A significant segment of the homeless population struggles with mental illness. “I would think 75 to 80 per cent of our clients are mentally ill,” says DeeAnn Mercier, Lighthouse Director of Communications. However, that number includes those with acquired brain injuries, cognitive impairments, developmental delays and other non-standard definitions of mental illness. “So we have a wide variety of clients here who can really benefit from some stable housing that gives them a large sense of independence but also has a support network built in,” she adds.
Community services for the mentally ill exist for a broad spectrum of needs. But attempting to access these services can be daunting. There are mental health, addiction and financial services, and psychiatrists, physicians and pharmacists are involved. “The services are all kind of separate and segregated,” says Bueckert. “It takes a lot to sort all that stuff out if you’re a consumer of these kinds of services. It’s a big challenge to know how to deal with all of that,” he says.
The Lighthouse tracks these services for their clients, enabling an integrated approach. “Part of our case management is to try to sort through a lot of that and make sense of the systems, develop connections for clients and foster relationships,” says Bueckert.
The Lighthouse provides a continuum of care designed to lead clients to independent living. For many, the entry point is emergency housing, whether it’s the women’s shelter or the stabilization unit. From there, clients can transition into supported living, complex needs, or affordable housing.
A newly dedicated floor in the Dubé Lighthouse will address complex needs. “The Health Region came to us and said, ‘we would really like first dibs on some of your rooms because when our clients go there they fall off the radar’,” says Mercier. She hastens to add that in this case, falling off the radar is a good thing, because clients stabilize and stop using all the services – like emergency, hospital, prison, etc.

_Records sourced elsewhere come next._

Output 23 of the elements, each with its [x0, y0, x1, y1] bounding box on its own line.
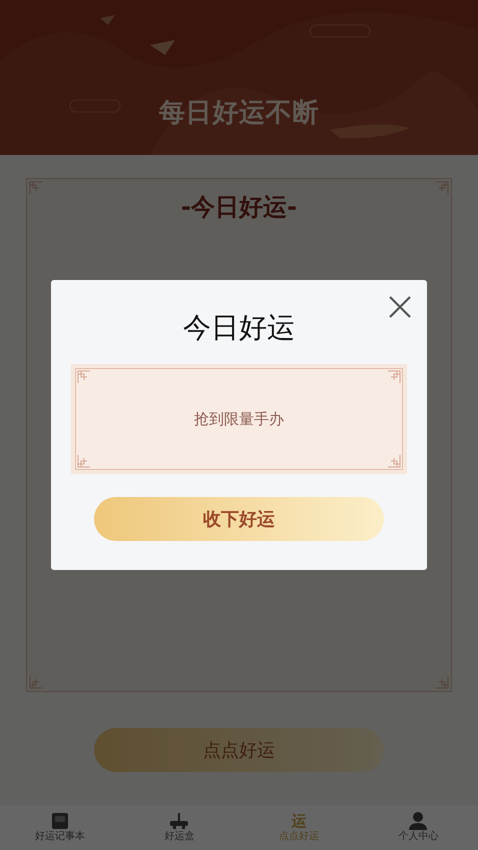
person-icon: [408, 812, 428, 830]
corner-ornament-icon: [77, 370, 91, 384]
lucky-button[interactable]: 点点好运: [94, 728, 384, 772]
corner-ornament-icon: [435, 181, 449, 195]
corner-ornament-icon: [387, 454, 401, 468]
nav-glyph-icon: 运: [291, 812, 306, 830]
nav-tab[interactable]: 好运记事本: [0, 805, 120, 850]
confirm-button[interactable]: 收下好运: [94, 497, 384, 541]
message-text: 抢到限量手办: [194, 408, 284, 430]
dialog-title: 今日好运: [183, 310, 295, 346]
corner-ornament-icon: [77, 454, 91, 468]
joystick-icon: [168, 812, 190, 830]
notebook-icon: [50, 812, 69, 830]
corner-ornament-icon: [29, 181, 43, 195]
card-title: -今日好运-: [181, 192, 297, 223]
corner-ornament-icon: [435, 675, 449, 689]
corner-ornament-icon: [29, 675, 43, 689]
corner-ornament-icon: [387, 370, 401, 384]
nav-tab[interactable]: 好运盒: [120, 805, 239, 850]
nav-tab[interactable]: 运 点点好运: [239, 805, 358, 850]
close-icon: [388, 295, 412, 319]
close-button[interactable]: [387, 294, 413, 320]
nav-tab[interactable]: 个人中心: [358, 805, 478, 850]
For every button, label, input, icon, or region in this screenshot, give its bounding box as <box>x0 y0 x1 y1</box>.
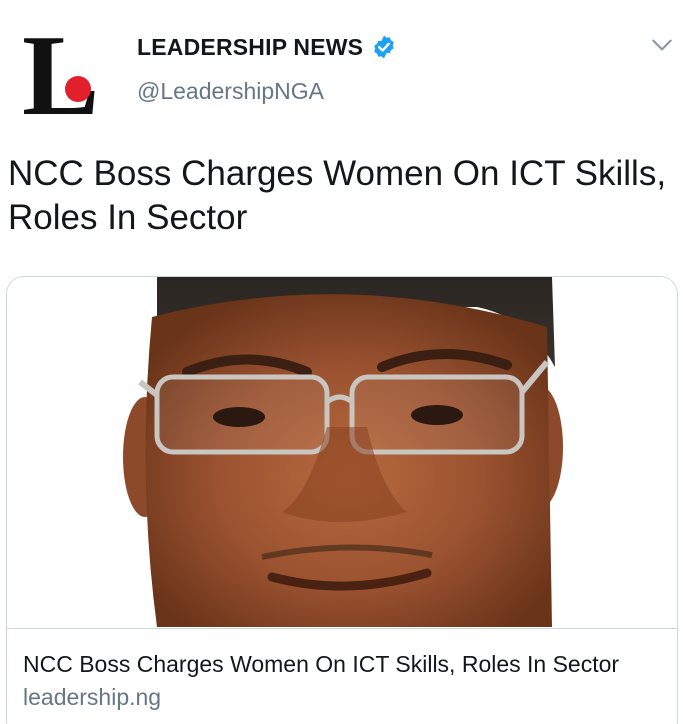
tweet-author: LEADERSHIP NEWS @LeadershipNGA <box>137 32 397 105</box>
tweet-text: NCC Boss Charges Women On ICT Skills, Ro… <box>8 154 667 237</box>
display-name[interactable]: LEADERSHIP NEWS <box>137 34 363 61</box>
card-image[interactable] <box>7 277 677 627</box>
card-text[interactable]: NCC Boss Charges Women On ICT Skills, Ro… <box>7 628 677 711</box>
display-name-row: LEADERSHIP NEWS <box>137 32 397 62</box>
chevron-down-icon[interactable] <box>649 32 675 58</box>
verified-badge-icon <box>374 35 394 59</box>
tweet-page: L LEADERSHIP NEWS @LeadershipNGA NCC Bos… <box>0 0 683 724</box>
account-handle[interactable]: @LeadershipNGA <box>137 78 397 105</box>
leadership-logo-avatar[interactable]: L <box>16 12 116 140</box>
portrait-photo <box>7 277 677 627</box>
leadership-logo-icon: L <box>22 12 99 140</box>
svg-text:L: L <box>22 20 99 120</box>
card-title: NCC Boss Charges Women On ICT Skills, Ro… <box>23 651 620 677</box>
card-domain: leadership.ng <box>23 684 162 710</box>
link-card[interactable]: NCC Boss Charges Women On ICT Skills, Ro… <box>6 276 678 724</box>
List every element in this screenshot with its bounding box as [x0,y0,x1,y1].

“The Health Region gave us some funding to renovate this floor and also to have a higher level of staffing,” says Mercier. In addition to having a clinical social worker in Bueckert, they will have an addictions staffer, another social worker and a nurse for the complex needs floor. Of the nine rooms set aside, eight are long term beds (one year) and one is a mental health respite bed. If you have no place to live after a year in complex needs, you can stay and transition to supported living.
Bueckert oversees the complex needs floor. “Essentially we have a partnership with Mental Health Services to assist in housing some of their harder to serve clientele,” he says. “These are people that maybe have gone through their approved homes and so on, and for whatever reason, have not been able to stay in those homes; some of them have addiction issues, they all have significant mental health diagnoses so they need some fairly close monitoring and medication management and a lot of case managing.”
Clients at the Lighthouse may find that the approach there is a little less structured and intensive than the approved homes they’ve been in, and it’s a better fit for some. They have a little more independence but there’s still a safety net of supports and services.
Bueckert directs programming throughout the facility.
Programming can help clients uncover some of the barriers to independence they may have. There’s a weekly recovery group, an AA group, anger management classes, people skills classes, and leisure activities. “In addition to planned activities we’ll sit down and meet with individuals whenever they have a crisis or an issue, the door is always open,” says Bueckert.
Bueckert says he used to do “nice middle class” therapy. “I had a private practice where you sit down for an hour every week. This is not like that,” he smiles. And although it’s not as tidy, “it’s where the rubber meets the road,” or rather the street.
“Mental illness is such a huge issue and I think the more we can put community supports in place, the less frequent the use of emergency services and inpatient services -which are necessary as well. But what people really need is a sense of belonging, they need some supports on an ongoing basis, they need community, and so that’s really what we’re trying to create,” says Bueckert.